Dans une réponse écrite adressée au député de l’Assemblée des représentants du peuple, Helmi Boussemma, le ministère a précisé que ce projet figure désormais parmi les priorités d’investissement de l’Office de l’aviation civile et des aéroports pour l’année 2026, avec un coût prévisionnel estimé à près de 3 milliards de dinars.

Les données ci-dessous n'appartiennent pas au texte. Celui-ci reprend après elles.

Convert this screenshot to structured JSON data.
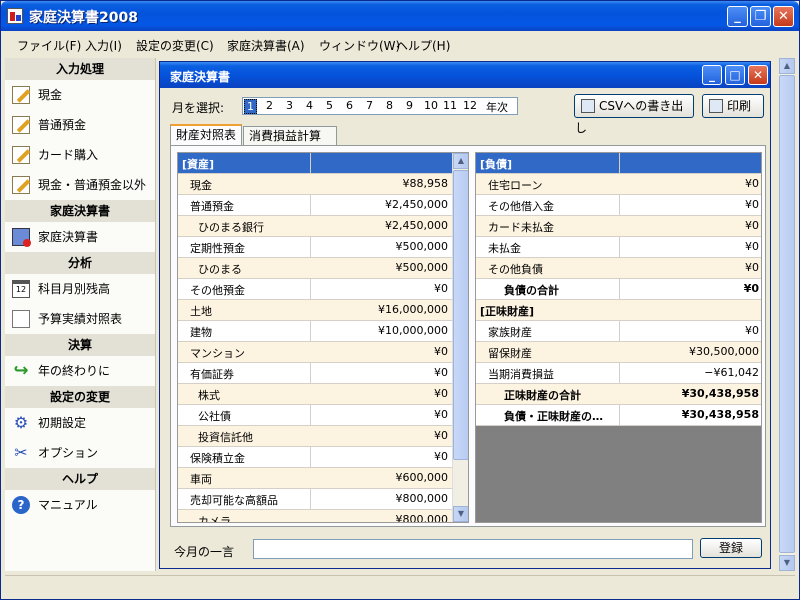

Le programme prévoit notamment la construction d’un nouveau terminal aérien d’une capacité de 11 millions de passagers par an, ainsi que la rénovation et l’extension partielle du terminal existant, dont la capacité devrait être portée à 7 millions de passagers annuels. Il inclut également la réalisation d’un nouveau bâtiment technique et d’une nouvelle tour de contrôle afin de renforcer les capacités opérationnelles de l’aéroport.
Par ailleurs, le ministère étudie la possibilité de reprendre l’exploitation de l’Aéroport international d’Enfidha-Hammamet à l’expiration de sa concession en 2047, et d’établir une liaison ferroviaire rapide entre cet aéroport et le Aéroport international de Tunis-Carthage.